While I’ve started incorporating some animal products back into my diet, I still try to eat vegan most days. Vegan appetizer recipes are hard enough to find, but add in other dietary restrictions (nightshades, etc) and it’s even tougher. While they don’t taste like traditional potato french fries, these fries are pretty tasty; you can add additional flavor with seasonings and/or dipping sauces of your choice.
- 3 cups chickpea flour (learn how to make your own here)
- 5 cups water
- 1/4 cup olive oil
- 2 tsp salt
- 1-2 tsp black pepper
- Preheat the oven to 450° F and line a sheet pan (or two) with aluminum foil and spray the foil with non-stick cooking spray.
- In a large pot combine the water, olive oil, salt, and pepper. Bring to a simmer, then slowly add the chickpea flour, whisking as you go. Be careful not to let it boil or you’ll have hot batter flying at you (I’m speaking from experience, here).
- When the batter is a little thicker than pancake batter remove the pan from the heat and allow to cool a bit.
- Pour the batter onto a greased sheet pan and spread with a spatula until you’ve filled about half the pan.
- Chill the batter for at least an hour.

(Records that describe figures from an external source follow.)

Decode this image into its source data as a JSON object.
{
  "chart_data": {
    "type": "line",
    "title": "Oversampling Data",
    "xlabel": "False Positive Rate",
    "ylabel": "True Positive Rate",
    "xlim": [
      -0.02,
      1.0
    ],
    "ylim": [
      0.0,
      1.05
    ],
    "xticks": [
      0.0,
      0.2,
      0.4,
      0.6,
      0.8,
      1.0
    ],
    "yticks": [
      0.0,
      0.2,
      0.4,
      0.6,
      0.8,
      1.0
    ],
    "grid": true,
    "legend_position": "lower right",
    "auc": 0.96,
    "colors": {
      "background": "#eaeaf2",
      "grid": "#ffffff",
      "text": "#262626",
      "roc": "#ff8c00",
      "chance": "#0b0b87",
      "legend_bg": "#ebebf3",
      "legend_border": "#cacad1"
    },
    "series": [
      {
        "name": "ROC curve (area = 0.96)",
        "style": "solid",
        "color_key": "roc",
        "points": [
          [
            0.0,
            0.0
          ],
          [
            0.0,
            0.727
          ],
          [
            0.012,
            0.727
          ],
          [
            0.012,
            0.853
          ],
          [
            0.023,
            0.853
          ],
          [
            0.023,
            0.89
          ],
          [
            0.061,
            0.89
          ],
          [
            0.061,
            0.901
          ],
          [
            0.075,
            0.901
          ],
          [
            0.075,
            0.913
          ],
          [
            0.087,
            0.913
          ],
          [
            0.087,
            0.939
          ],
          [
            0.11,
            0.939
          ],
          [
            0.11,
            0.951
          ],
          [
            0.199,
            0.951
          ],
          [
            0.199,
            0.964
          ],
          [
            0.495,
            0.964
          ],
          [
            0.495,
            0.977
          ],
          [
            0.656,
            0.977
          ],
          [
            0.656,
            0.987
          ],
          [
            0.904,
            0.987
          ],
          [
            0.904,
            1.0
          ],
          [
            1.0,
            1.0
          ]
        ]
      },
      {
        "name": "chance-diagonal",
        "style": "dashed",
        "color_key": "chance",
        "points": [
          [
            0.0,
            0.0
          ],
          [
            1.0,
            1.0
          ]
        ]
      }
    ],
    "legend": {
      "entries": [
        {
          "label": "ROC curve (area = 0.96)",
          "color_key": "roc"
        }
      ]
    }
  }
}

When the batter has firmed up, cut into desired size and shape.
- Place the fries on the lined sheet pan(s) and sprinkle some seasoning on top (garlic powder is a tasty option).
- The baking time depends on the size of your fries and how crispy you want them, so keep that in mind as you go. I baked my fries for about 30 minutes, flipped ’em, sprayed them with more cooking spray, and baked them for an additional 25-30 minutes.
- Serve with your favorite dipping sauce or enjoy them just as they are.
My fries turned out to be a bit on the dry side (though crispy), so I’ll probably cut back on the cooking time in the future.
You can certainly pan or deep fry these if you want, but I prefer baking them because it’s a bit healthier and a little less mess to clean up.